You say ‘pepperoni’, I understand ‘sweet peppers’. Alfresco, bimbo, bologna, bravura, confetti, dildo, gondola, gonzo, inferno, latte, pepperoni, politico, presto, stiletto, studio, tutti-frutti, vendetta. These are only some of the false Italianisms which most English speakers believe to be purely Italian. They are created when genuine lexical borrowings from Italian are so reinterpreted by a recipient language, English in this case, that native speakers of Italian would not recognize them as part of their own lexical inventory and would neither understand nor use.

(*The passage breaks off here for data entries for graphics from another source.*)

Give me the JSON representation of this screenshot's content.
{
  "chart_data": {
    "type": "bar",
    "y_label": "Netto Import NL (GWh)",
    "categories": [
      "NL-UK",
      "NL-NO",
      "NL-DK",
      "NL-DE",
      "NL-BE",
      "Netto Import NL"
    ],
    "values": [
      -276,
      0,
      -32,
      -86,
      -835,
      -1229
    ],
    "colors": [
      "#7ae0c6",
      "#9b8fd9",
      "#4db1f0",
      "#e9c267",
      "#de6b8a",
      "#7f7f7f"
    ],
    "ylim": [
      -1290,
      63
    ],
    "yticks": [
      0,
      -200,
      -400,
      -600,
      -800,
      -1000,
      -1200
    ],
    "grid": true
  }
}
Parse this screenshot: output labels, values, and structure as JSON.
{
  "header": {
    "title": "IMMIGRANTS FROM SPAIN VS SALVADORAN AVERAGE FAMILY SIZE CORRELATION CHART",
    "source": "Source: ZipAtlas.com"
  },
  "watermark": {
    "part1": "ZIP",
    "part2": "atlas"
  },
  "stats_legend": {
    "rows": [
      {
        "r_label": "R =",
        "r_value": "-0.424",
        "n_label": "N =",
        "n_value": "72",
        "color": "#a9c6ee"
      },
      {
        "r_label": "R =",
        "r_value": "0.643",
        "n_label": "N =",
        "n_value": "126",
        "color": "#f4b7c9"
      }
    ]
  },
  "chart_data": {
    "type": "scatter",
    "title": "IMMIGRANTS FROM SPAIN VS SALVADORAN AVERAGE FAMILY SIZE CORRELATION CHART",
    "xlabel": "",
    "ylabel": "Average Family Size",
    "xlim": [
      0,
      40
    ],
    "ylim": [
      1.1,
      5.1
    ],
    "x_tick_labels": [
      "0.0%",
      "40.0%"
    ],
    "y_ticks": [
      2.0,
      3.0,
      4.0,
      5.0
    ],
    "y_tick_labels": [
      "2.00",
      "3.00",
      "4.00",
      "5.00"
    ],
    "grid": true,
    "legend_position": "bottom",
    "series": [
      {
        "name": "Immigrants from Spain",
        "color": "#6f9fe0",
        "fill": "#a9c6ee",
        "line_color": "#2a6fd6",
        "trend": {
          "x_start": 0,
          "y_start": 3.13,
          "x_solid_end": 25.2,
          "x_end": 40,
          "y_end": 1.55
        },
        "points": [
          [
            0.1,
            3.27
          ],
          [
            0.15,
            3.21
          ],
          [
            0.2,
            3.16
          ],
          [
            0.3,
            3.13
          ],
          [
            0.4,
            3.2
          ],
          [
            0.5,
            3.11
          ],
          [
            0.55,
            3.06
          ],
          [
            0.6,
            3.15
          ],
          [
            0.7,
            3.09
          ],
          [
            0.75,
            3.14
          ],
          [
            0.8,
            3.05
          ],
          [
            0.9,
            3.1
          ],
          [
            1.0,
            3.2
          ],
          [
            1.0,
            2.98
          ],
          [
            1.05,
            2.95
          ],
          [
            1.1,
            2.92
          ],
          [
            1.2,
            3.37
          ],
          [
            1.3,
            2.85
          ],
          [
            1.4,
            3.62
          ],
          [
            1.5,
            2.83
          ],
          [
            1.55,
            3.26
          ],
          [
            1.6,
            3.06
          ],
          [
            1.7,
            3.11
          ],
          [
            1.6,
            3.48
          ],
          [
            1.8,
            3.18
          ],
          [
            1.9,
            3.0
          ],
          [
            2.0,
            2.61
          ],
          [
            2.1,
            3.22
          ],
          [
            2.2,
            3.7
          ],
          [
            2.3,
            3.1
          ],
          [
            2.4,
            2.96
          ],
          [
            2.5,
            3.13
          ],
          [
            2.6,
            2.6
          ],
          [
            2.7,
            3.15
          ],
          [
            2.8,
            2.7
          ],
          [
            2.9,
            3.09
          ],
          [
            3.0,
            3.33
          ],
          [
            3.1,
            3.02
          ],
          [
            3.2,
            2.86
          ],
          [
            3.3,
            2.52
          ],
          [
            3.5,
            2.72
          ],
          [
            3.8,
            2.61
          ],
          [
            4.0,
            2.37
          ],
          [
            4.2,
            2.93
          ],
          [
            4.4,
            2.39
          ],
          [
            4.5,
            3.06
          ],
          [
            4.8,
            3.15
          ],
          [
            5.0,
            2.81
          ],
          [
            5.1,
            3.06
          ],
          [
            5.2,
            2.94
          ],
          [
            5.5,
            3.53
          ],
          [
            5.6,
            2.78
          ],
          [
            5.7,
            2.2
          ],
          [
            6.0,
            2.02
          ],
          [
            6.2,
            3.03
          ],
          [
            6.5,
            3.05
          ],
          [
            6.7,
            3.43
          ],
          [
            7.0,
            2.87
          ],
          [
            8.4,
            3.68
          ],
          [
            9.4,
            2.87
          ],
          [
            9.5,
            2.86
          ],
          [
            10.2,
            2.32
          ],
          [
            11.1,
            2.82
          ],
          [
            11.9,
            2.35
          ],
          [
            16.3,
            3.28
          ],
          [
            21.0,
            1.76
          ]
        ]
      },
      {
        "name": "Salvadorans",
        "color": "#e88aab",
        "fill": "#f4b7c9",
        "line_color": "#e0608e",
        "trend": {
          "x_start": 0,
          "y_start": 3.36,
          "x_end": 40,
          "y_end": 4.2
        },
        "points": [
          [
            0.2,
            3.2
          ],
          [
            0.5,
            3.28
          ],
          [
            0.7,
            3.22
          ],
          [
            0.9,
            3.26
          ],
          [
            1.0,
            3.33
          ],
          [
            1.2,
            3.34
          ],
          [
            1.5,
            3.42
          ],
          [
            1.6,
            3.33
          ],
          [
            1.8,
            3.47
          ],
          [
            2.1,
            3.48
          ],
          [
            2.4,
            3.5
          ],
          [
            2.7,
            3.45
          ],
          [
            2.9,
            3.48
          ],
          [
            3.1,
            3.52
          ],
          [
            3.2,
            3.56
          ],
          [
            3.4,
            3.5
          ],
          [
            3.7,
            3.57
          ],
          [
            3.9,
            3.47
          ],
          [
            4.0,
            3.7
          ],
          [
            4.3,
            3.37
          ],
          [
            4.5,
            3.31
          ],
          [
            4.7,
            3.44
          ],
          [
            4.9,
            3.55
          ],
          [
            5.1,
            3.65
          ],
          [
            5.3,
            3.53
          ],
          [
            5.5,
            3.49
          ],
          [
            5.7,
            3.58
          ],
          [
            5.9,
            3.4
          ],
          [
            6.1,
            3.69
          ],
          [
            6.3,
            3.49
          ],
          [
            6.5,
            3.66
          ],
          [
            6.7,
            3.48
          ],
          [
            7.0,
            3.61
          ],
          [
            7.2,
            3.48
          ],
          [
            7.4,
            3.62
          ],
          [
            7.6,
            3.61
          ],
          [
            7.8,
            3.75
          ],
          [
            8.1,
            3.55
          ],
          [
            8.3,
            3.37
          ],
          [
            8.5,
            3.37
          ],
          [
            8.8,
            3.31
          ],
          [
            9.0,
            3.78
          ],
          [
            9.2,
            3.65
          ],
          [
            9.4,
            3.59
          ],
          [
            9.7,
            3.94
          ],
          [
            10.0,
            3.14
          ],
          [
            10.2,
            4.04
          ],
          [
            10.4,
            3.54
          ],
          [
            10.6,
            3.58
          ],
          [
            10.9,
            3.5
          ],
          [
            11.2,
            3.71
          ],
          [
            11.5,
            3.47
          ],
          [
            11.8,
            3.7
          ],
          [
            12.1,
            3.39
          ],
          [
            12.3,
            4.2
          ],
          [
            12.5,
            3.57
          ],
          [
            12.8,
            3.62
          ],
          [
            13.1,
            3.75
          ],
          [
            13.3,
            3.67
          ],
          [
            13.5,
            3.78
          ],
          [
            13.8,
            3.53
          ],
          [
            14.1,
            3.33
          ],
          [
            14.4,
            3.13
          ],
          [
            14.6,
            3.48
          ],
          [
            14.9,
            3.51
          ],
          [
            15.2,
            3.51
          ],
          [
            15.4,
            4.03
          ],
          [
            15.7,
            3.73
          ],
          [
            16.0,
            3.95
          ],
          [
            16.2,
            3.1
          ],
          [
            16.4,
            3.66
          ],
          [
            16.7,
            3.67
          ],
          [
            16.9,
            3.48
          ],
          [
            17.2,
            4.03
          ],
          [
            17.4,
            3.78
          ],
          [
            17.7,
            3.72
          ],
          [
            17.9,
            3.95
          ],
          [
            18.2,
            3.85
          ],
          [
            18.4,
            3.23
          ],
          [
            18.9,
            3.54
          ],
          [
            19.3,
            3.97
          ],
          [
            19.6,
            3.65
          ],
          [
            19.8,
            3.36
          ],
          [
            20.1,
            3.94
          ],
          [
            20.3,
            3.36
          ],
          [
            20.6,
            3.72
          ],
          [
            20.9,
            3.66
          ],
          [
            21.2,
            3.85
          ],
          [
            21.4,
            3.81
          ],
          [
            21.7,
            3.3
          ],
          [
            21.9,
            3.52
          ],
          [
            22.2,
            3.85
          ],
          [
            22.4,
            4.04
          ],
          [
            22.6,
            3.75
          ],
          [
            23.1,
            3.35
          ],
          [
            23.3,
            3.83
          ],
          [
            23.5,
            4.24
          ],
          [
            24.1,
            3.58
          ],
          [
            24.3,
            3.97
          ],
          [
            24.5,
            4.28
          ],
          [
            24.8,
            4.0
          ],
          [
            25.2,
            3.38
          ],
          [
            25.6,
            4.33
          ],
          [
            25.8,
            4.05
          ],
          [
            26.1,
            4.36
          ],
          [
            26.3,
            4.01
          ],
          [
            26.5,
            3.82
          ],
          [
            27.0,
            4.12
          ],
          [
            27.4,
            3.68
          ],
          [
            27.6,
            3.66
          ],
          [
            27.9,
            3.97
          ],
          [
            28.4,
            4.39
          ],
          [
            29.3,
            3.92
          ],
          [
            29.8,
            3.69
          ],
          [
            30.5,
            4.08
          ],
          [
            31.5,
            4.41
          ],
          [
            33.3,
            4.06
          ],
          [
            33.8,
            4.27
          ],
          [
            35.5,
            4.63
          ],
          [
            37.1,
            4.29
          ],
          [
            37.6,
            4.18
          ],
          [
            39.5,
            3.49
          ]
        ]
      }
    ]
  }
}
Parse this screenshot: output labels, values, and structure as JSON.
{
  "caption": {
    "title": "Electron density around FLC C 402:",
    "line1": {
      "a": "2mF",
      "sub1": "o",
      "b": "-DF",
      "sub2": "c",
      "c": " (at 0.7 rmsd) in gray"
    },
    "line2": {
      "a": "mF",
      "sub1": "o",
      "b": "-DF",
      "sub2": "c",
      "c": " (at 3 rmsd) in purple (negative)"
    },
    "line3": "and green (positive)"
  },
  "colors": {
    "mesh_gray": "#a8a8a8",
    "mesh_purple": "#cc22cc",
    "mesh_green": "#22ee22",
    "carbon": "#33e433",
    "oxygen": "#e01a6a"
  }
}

The creation of false Italianisms yields to new insights into the covert prestige attributed to the supposed donor language and culture.
The phenomenon of Italianisms in the English language –a comprehensive account of which isprovided in the Dizionario di italianismi in francese, inglese, tedesco (DIFIT)– has already been described by Lepschy and Lepschy (1999a, 1999b), Iamartino (2001, 2002, 2003), Pinnavaia(2001), and Cartago (2009).
Drawing on Furiassi, who devised a typology of false Anglicisms, it is assumed that false Italianisms are not just a sub-group of Italianisms, but independent lexical units generated by specific word-formation processes, either morphological or semantic.
Although quantitatively limited – false Italianisms indeed constitute a very small portion of English lexis – the inventory is still to be considered symptomatic of the complex phenomenon of false Italianisms at large, which further confirms the influence of Italian on the English language and culture.
Being aware of the existence of false Italianisms on the part of English speakers would help avoid misunderstandings, such as ordering a pepperoni pizza and a latte in an Italian restaurant and being served a pizza with sweet peppers and plain hot milk.